DETROIT – After state officials met with Wayne County executive Warren Evans, Wayne County will receive 8,375 first doses of the COVID-19 vaccine next week from the state, an increase from the 4,350 doses Wayne County received this week.
However, the supply remains insufficient to expedite vaccinations of health providers, educators, and other high-priority essential workers currently underway.
”I am fighting to ensure Wayne County receives the number of doses it needs based on a fair and equitable formula that reflects our population, the higher social vulnerability of many of our residents and our status as Michigan’s most diverse county,” Evans said. “I appreciate that the state is working to distribute a very limited vaccine supply to the entire state, but I think more work is needed to ensure a reliable and equitable supply.”
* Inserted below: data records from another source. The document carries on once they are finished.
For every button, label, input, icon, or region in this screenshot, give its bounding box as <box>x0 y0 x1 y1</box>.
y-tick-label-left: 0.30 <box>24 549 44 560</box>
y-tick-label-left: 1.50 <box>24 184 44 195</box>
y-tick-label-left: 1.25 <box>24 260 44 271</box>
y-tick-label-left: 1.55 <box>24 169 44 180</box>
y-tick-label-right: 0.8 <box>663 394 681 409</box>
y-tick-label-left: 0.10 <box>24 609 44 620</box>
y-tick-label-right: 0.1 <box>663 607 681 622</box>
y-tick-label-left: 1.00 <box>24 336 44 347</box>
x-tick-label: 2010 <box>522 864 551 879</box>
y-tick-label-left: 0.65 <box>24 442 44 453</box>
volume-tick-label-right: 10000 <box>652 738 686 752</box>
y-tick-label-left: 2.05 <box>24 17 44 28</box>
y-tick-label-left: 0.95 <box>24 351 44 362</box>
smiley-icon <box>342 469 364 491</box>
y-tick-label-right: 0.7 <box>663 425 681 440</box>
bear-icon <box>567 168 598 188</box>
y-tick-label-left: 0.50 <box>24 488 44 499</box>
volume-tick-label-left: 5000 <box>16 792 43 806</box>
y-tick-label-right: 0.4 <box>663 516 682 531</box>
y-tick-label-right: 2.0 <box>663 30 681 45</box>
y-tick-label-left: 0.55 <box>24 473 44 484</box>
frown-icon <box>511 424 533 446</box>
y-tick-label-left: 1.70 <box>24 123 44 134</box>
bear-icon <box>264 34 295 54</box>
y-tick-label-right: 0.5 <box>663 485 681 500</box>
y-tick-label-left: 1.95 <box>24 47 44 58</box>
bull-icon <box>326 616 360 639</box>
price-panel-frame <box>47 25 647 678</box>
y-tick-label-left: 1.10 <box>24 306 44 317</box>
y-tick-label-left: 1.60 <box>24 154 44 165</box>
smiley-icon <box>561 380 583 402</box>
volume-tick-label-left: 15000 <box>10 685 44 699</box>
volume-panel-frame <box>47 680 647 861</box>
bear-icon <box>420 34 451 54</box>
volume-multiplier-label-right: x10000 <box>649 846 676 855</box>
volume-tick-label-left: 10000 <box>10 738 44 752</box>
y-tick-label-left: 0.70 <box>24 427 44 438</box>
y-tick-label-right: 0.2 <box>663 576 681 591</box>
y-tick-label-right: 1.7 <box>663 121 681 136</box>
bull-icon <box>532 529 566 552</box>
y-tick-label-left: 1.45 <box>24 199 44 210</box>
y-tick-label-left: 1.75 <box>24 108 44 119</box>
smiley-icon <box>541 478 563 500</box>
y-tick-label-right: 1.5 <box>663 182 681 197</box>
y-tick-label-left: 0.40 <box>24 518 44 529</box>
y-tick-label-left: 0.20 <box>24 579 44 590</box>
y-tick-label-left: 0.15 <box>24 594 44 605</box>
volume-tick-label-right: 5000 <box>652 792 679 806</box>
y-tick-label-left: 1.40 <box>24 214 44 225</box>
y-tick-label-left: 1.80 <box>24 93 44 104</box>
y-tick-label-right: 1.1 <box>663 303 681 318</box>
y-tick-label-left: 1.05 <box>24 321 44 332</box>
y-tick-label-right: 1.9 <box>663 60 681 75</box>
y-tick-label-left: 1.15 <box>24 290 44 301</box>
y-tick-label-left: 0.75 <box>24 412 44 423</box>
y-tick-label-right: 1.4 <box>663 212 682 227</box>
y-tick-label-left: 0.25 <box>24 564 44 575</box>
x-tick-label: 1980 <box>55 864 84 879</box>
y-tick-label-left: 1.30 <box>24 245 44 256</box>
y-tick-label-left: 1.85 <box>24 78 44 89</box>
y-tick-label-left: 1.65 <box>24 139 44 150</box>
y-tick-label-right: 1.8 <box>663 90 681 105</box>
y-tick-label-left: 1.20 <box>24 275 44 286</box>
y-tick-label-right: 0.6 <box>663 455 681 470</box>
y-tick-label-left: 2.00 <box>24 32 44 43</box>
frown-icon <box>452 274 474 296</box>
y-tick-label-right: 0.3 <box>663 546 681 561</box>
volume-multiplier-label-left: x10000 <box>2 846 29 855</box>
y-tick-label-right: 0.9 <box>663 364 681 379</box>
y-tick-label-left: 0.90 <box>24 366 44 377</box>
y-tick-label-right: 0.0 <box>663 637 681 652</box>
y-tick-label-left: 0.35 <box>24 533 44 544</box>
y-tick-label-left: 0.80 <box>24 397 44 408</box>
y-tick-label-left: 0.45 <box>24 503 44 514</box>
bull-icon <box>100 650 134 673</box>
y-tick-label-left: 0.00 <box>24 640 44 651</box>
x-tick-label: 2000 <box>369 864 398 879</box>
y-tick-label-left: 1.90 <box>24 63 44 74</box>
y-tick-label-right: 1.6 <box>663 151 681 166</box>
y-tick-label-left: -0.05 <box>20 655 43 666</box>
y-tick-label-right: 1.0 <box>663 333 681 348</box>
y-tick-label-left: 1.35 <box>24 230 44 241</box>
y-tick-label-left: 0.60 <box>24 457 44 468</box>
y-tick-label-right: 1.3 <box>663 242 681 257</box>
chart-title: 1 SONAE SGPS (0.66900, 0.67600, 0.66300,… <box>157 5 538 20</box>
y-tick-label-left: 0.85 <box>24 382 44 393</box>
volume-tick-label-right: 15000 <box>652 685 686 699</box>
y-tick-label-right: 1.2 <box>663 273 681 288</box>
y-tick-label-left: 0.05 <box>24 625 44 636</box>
Evans said he met with state officials in Lansing Thursday because the Wayne County Public Health Division reportedly received fewer vaccines than health departments in other, less populated counties.
The disparity in vaccine allotment was slowing Wayne County’s efforts to vaccinate health providers, educators, and other high-priority essential workers under the state’s Phase 1A and Phase 1B distribution plan, Evans said.
Under an agreement between Wayne County and local health systems, county residents 65 years of age and older are being vaccinated through those health systems.
”I will continue to press the state of Michigan until the Wayne County Public Health Division receives the amount of vaccine required to meet the needs of its residents,” Evans said.
Wayne County officials will begin vaccinating K-12 teachers and education workers Tuesday at its vaccination sites at Schoolcraft College and Wayne County Community College Downriver Campus in Taylor.